В „Памфлете о памфлете“ Поля-Луи Курье — одном из первых манифестов французского реализма — есть интересное замечание: в зависимости от объема произведения яд памфлета может быть более или менее разбавлен, или, напротив, смертелен. „Так, зернышко уксуснокислого морфина теряется и не чувствуется, будучи разведенным в чане воды, в чашке оно вызовет рвоту, а в чайной ложечке оно убивает; таков и памфлет“[110].

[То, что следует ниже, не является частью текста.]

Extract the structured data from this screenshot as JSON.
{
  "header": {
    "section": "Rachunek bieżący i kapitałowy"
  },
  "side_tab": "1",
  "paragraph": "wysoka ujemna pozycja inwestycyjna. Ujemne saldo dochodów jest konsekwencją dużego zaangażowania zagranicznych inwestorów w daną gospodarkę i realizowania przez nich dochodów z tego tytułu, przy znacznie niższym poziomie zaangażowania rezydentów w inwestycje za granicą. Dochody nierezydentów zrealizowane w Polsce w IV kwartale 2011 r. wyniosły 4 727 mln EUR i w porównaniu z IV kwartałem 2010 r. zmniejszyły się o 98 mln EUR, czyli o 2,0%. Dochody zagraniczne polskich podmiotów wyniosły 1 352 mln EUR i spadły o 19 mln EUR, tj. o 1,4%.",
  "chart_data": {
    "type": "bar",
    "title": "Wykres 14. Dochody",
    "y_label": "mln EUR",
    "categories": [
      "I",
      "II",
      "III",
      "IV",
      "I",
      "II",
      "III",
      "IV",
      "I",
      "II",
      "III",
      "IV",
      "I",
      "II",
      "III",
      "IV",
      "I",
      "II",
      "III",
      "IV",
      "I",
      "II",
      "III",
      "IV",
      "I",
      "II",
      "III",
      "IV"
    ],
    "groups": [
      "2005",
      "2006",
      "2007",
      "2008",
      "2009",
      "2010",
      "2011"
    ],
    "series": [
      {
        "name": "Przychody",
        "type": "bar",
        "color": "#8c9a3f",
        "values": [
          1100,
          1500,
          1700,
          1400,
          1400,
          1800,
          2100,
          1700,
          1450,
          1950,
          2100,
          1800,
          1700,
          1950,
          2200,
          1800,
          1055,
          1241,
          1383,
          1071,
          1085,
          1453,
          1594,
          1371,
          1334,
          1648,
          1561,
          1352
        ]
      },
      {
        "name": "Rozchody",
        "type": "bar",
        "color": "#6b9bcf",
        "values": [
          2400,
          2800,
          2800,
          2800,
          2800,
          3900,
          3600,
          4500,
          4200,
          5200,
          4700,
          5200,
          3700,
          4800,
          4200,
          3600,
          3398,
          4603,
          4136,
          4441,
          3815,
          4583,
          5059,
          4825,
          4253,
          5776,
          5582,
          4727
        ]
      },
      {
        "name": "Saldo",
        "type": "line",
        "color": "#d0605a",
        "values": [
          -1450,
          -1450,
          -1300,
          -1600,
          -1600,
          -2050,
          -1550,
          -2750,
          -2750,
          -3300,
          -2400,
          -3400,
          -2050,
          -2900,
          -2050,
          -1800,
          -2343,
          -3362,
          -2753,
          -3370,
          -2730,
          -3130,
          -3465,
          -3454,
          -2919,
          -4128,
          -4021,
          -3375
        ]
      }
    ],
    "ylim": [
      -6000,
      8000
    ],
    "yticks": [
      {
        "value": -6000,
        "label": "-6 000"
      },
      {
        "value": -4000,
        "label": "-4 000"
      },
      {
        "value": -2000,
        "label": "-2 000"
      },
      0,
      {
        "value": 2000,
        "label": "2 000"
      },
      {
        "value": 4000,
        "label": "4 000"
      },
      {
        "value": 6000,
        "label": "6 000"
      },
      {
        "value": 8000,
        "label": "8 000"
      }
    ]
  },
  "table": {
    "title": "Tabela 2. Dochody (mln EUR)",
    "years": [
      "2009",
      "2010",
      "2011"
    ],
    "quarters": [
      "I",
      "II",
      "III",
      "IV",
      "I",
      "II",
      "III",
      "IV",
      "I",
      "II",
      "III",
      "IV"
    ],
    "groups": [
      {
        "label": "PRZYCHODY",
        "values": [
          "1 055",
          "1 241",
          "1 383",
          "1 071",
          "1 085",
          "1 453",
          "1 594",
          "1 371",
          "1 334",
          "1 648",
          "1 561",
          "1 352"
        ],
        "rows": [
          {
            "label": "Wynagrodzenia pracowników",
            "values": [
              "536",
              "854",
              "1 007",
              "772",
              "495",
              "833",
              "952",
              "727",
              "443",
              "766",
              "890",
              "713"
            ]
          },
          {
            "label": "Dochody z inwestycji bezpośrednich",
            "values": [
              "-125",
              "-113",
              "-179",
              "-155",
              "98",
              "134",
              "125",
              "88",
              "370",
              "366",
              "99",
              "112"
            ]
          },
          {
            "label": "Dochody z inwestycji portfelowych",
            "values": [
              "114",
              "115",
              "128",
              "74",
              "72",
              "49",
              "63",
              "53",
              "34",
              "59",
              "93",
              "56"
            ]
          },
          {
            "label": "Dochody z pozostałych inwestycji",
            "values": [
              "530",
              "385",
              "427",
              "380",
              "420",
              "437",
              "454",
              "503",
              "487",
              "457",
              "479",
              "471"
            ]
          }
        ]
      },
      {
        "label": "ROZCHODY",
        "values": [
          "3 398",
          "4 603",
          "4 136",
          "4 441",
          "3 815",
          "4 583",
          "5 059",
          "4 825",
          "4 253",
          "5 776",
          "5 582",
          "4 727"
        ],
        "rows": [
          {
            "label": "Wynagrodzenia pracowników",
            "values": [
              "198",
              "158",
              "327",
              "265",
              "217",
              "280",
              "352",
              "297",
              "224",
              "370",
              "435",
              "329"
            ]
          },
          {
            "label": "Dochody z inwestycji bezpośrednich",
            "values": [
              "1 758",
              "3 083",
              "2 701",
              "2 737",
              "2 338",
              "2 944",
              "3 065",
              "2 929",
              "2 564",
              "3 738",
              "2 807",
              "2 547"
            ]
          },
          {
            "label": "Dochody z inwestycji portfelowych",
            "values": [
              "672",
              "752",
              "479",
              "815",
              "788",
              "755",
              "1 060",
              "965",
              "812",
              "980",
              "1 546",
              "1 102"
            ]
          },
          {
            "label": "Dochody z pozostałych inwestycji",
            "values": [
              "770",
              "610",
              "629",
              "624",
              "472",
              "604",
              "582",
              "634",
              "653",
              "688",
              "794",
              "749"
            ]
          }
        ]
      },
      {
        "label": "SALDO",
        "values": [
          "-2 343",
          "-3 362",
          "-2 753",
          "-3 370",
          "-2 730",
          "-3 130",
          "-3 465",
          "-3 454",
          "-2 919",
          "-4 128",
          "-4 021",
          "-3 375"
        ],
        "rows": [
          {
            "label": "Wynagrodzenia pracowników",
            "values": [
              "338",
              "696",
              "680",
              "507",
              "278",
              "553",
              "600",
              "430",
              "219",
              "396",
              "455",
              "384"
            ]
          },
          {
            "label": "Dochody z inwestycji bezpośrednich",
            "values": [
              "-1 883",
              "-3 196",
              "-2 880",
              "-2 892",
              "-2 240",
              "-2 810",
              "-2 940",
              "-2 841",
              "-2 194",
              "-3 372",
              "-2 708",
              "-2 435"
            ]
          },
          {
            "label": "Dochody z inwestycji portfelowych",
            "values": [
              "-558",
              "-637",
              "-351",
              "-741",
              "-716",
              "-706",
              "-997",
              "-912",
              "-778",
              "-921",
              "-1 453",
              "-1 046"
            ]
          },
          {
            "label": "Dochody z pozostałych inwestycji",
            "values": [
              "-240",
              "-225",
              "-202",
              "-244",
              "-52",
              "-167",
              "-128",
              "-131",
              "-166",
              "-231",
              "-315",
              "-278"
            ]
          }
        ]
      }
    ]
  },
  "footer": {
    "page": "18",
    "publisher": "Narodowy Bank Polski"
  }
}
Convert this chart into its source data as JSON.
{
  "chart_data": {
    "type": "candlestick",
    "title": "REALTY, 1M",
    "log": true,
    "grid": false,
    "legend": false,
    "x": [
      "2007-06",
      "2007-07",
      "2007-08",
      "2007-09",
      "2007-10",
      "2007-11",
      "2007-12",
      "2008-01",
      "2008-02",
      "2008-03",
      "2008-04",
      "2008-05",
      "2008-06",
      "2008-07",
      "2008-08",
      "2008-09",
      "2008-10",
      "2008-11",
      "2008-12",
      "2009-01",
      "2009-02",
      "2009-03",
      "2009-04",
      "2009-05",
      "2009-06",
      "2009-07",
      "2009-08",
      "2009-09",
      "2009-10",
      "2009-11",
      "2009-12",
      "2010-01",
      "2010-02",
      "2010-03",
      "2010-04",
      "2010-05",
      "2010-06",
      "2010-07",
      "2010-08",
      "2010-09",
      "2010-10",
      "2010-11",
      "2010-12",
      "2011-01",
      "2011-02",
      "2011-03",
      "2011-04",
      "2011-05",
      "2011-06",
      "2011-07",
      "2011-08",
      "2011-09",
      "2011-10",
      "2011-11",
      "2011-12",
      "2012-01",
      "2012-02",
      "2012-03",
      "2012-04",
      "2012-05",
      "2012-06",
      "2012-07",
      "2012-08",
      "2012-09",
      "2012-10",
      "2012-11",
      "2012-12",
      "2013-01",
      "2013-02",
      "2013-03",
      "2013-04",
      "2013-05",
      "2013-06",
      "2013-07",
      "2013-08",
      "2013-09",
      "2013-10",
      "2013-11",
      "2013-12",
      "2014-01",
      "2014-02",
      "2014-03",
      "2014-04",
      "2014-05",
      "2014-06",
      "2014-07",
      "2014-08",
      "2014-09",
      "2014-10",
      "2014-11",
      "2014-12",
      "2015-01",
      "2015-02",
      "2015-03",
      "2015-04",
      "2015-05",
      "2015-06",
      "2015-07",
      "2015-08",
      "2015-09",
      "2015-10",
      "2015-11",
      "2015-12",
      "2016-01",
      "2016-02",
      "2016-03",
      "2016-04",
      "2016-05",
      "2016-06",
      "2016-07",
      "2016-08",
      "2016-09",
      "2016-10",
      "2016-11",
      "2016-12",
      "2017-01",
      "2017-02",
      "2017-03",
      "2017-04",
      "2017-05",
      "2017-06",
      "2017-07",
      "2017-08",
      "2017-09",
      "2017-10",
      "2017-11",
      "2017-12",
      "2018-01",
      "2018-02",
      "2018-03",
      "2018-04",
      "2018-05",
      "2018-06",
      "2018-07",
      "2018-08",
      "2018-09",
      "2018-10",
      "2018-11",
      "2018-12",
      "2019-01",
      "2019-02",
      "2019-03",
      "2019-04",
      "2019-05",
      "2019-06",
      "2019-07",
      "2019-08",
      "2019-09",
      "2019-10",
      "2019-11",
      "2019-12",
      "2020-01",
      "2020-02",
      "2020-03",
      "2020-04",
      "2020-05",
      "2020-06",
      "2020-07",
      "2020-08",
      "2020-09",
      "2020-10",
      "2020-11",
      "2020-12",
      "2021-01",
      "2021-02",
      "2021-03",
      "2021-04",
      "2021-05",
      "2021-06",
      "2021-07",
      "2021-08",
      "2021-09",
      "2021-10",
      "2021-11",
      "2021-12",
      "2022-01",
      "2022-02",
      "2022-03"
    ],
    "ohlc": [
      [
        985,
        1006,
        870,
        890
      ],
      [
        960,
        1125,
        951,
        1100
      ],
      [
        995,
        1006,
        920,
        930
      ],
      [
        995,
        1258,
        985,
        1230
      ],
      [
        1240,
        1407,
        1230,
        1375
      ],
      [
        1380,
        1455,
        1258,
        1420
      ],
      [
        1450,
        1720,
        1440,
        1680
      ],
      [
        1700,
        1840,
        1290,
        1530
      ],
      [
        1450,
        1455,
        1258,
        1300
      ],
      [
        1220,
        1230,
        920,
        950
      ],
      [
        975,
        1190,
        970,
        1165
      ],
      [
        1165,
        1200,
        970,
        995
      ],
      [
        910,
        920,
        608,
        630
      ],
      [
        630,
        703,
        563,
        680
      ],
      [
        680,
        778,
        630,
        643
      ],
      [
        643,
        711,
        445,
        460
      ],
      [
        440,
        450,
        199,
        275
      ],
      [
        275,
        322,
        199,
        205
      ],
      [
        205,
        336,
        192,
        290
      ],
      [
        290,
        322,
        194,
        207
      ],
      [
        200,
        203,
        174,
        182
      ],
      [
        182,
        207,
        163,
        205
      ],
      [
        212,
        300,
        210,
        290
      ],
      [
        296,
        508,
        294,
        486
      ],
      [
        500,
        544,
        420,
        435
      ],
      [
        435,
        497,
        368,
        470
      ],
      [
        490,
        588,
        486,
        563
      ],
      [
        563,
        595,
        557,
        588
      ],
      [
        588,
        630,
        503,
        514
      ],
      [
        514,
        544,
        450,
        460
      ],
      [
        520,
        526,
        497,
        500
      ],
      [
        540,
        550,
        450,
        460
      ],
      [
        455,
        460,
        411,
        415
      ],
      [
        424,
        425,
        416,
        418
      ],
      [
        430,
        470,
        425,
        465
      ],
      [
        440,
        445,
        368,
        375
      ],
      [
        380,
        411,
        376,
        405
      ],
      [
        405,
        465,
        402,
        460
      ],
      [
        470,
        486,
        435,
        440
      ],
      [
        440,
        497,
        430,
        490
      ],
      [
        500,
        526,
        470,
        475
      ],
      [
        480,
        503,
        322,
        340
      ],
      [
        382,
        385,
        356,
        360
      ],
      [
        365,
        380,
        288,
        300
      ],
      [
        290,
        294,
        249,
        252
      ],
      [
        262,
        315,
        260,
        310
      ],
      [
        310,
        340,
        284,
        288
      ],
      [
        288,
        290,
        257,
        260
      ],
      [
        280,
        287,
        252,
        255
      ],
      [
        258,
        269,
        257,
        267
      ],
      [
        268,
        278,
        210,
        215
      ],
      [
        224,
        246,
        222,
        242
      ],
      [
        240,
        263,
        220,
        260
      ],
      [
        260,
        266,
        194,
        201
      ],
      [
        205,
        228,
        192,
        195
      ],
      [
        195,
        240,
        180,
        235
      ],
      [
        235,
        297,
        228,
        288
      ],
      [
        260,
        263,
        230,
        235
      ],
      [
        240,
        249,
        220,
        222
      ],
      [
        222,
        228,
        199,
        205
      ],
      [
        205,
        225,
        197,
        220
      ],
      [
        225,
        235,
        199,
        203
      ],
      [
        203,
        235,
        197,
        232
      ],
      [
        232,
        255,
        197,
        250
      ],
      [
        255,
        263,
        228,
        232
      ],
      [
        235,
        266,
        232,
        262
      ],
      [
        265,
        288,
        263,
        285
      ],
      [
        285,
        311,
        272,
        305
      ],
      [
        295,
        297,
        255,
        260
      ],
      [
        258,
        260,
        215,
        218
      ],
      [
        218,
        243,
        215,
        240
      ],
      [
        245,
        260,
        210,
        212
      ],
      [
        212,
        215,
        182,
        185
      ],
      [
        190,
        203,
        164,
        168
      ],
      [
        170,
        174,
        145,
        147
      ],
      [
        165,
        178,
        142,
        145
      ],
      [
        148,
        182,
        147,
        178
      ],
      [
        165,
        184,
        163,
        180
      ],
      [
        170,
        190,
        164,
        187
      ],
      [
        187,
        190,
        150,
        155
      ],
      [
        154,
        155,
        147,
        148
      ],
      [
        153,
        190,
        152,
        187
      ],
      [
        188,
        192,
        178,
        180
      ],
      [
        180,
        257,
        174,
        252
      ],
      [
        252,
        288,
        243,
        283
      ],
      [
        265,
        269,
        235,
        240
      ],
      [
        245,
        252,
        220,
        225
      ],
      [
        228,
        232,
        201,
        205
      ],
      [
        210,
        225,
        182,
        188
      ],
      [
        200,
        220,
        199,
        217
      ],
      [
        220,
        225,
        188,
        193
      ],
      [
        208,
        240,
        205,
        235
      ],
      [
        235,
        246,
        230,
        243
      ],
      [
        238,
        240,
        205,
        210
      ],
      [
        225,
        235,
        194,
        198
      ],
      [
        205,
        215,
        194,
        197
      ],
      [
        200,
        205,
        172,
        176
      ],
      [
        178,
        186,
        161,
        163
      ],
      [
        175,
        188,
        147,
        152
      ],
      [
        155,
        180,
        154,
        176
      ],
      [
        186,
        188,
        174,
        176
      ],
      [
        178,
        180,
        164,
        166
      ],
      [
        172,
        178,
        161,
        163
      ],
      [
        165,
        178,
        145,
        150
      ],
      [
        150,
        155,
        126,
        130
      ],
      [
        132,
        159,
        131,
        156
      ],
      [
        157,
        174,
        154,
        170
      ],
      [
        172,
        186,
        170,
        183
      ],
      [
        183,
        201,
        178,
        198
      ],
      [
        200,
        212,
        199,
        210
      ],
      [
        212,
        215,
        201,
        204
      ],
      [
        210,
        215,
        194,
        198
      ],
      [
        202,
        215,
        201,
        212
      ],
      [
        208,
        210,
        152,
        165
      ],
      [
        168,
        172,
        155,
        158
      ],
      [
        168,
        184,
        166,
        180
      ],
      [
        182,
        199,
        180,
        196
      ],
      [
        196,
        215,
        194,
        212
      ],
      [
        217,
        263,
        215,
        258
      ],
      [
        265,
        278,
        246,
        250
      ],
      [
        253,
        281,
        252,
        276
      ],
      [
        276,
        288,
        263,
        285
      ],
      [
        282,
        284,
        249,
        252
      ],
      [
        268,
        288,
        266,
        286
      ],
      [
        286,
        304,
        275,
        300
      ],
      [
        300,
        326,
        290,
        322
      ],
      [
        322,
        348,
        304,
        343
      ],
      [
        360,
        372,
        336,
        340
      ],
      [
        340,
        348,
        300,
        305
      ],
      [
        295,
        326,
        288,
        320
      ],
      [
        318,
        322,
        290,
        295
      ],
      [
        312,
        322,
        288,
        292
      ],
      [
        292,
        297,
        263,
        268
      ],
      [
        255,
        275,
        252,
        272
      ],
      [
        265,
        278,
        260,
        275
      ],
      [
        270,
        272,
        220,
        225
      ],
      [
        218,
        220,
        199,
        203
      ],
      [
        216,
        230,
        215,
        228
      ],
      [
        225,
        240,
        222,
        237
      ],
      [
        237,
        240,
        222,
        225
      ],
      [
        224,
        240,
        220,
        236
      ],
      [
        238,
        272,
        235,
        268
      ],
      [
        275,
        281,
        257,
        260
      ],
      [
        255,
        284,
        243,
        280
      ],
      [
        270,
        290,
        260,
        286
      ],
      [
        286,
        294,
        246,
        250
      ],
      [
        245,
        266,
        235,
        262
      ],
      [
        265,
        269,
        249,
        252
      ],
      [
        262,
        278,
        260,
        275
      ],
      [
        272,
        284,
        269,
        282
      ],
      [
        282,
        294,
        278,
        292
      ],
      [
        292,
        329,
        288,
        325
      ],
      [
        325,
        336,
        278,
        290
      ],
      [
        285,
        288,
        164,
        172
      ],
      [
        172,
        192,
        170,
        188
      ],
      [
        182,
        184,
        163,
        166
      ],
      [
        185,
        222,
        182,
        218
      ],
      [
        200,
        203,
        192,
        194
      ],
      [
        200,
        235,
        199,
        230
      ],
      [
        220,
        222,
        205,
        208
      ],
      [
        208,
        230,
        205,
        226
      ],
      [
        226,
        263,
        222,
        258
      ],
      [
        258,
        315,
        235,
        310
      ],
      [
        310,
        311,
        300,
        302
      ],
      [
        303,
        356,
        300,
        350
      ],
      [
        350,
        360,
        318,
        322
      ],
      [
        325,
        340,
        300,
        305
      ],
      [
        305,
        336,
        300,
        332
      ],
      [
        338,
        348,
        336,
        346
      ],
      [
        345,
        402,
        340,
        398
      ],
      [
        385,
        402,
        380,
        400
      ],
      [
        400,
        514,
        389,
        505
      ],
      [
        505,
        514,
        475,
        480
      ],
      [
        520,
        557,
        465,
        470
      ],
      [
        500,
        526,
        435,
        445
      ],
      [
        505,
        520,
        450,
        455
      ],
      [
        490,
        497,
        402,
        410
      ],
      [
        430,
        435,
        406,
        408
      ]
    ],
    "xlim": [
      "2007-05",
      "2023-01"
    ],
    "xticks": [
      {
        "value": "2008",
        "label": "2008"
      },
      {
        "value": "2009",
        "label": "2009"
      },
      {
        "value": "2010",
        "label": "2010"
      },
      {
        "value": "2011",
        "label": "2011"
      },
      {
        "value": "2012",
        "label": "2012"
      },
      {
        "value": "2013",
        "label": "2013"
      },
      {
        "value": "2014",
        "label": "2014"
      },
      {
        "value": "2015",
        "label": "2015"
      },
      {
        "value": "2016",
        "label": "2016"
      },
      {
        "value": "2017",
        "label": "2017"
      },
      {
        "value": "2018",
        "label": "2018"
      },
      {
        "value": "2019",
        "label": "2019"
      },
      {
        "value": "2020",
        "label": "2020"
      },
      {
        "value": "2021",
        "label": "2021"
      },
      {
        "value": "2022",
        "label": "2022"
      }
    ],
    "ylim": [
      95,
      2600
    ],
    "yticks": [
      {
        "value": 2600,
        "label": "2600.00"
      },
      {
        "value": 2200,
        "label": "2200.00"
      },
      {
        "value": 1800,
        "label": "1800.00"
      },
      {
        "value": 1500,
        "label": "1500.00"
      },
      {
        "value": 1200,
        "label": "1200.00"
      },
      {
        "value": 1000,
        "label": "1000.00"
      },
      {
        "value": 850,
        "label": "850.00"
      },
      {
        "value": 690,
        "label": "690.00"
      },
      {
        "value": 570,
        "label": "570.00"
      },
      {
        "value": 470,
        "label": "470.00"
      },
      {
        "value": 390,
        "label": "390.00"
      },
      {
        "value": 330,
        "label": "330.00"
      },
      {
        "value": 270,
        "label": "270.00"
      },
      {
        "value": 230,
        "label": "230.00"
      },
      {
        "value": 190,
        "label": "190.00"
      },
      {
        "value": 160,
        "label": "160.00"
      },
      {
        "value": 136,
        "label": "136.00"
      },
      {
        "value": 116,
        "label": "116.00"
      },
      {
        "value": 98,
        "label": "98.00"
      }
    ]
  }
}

Разная степень концентрации сатирического материала наблюдается в „Карьере Ругонов“: он может быть рассредоточен, и тогда перед нами страницы из реалистического семейно-бытового романа, в котором отведено место и „естественный истории“ рода. Но в ряде глав, посвященных социальной истории семьи, огромная концентрация обличительного материала потребовала художественных средств памфлета, которыми с таким блеском воспользовался в этом романе Эмиль Золя. ·
„Карьера Ругонов“—мощное произведение, в котором заложены семена всех других романов Золя»[111], — писал Мопассан. Действительно, в самом общем виде, уже в «Карьере Ругонов» намечена экспозиция ближайших к ней романов: «Добыча», «Завоевание Плассана», «Чрево Парижа», «Его превосходительство Эжен Ругон». Нити от нее тянутся к «Разгрому», довершившему картину «эпохи безумия и позора». Но в «Карьере Ругонов» показаны, говоря словами Франца Меринга, и «начатки нового мира», «в недрах старого общества» увидена «вновь зарождающаяся жизнь»[112], вступающая в конфликт со старыми социальными формами.